Sesudah shalat maghrib, dengan jamaah lebih banyak dari biasanya, Buya Haji memberikan ceramah singkat untuk menenangkan hati masyarakat. Buya mengingatkan agar musibah yang terjadi dijadikan pelajaran untuk menyadari ke Maha Kuasaan Allah. Sebagai makhluk kita memang tidak ada apa-apanya di bawah kekuasaan Allah. Terjadi sedikit tanya jawab sesudah ceramah Buya Haji.

‘Buya! Apakah yang terjadi ini merupakan peringatan atau hukuman dari Allah?’ tanya guru Sofyan.
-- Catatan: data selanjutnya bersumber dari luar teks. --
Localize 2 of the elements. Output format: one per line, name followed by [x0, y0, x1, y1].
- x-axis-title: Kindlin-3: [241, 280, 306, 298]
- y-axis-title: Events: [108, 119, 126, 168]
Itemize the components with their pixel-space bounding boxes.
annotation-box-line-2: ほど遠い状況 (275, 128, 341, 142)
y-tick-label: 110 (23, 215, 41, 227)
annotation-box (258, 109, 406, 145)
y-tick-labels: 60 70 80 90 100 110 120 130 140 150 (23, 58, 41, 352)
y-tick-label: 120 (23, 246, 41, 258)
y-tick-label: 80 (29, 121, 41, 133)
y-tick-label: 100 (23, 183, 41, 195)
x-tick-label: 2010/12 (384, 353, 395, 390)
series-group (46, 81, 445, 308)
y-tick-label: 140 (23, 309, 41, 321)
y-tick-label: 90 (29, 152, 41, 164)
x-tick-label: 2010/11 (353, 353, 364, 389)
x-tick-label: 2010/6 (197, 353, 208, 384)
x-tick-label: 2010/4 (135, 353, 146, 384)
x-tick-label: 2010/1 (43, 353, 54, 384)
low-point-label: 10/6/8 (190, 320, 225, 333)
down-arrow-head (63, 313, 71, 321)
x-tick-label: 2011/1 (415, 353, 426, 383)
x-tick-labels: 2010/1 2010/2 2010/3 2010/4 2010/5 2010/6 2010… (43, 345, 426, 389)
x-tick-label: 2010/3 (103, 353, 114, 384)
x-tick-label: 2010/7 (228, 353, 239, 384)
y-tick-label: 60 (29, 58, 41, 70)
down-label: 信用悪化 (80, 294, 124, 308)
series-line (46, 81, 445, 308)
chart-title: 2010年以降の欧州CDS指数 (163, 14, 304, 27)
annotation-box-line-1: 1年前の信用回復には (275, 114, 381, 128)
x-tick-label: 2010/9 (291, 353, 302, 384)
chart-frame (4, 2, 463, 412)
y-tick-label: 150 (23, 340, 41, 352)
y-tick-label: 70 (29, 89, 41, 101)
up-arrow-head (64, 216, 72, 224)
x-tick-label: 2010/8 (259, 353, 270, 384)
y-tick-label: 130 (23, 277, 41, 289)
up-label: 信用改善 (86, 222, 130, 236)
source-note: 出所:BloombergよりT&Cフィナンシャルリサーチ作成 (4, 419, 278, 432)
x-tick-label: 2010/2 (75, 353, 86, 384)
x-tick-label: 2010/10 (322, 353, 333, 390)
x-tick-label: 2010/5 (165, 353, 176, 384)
‘Biarlah kita berprasangka baik saja kepada Allah bahwa ini adalah sebuah peringatan. Kita diperingatkan agar lebih banyak mengingat Allah dan beribadah kepada Nya. Karena kita ini ternyata tidak ada apa-apanya. Karena Allah begitu Maha Perkasa dan Maha Berkuasa. Betapa mudahnya bagi Allah untuk berbuat sesuatu. Rumah, bangunan, mesjid yang kita bina bersusah payah dalam waktu lama, dalam beberapa detik saja, dengan kekuasaan Allah jadi porak poranda. Allah kuasa melakukannya. Allah kuasa menghancurkan alam raya ini.’

‘Tapi ada yang mengartikan bahwa ini adalah hukuman Allah karena sudah semakin banyaknya kemaksiatan, Buya. Bagaimana pula itu?’ tanya etek Syarifah.

‘Boleh-boleh saja ada yang berpendapat seperti itu. Tapi pada gilirannya, kan tetap saja merupakan sebuah peringatan Allah. Akankah kita sadar? Akankah mereka yang suka bermaksiat mau bertobat? Memperbaiki diri? Kalau mereka mau, maka beruntunglah mereka.’

‘Benarkah gempa itu juga merupakan sunatullah Buya?’ kembali guru Sofyan bertanya.

‘Benar sekali. Hujan, panas, laut bergelora, gunung-gunung mengeluarkan asap atau bahkan letusan yang melemparkan batu-batuan, gempa bumi semua itu adalah ketetapan-ketetapan Allah. Semua sudah diadakan Allah sejak dunia terkembang. Begitu kata para ahli. Tentulah guru Sofyan yang lebih tahu tentang itu. Tapi adakalanya sesuatu yang sunatullah itu dijadikan Allah untuk memperingatkan umat manusia bahkan ada juga umat-umat terdahulu yang dihukum Allah dengan bencana yang berasal dari alam. Kaum Luth yang dimusnahkan Allah dengan letusan gunung berapi. Kaum nabi Nuh yang ditenggelamkan dengan air bah. Kita sebagai orang yang beriman kepada Allah, tidak punya pilihan selain bertawakkal dan berserah diri kepada Allah. Seandainya musibah itu menimpa kita, mendatangkan maut kepada kita seperti yang dialami saudara-saudara kita hari ini, mudah-mudahan itu terjadi pada saat kita ikhlas bertawakkal kepada Nya.’

Begitu Buya Haji mengakhiri ceramah singkat beliau.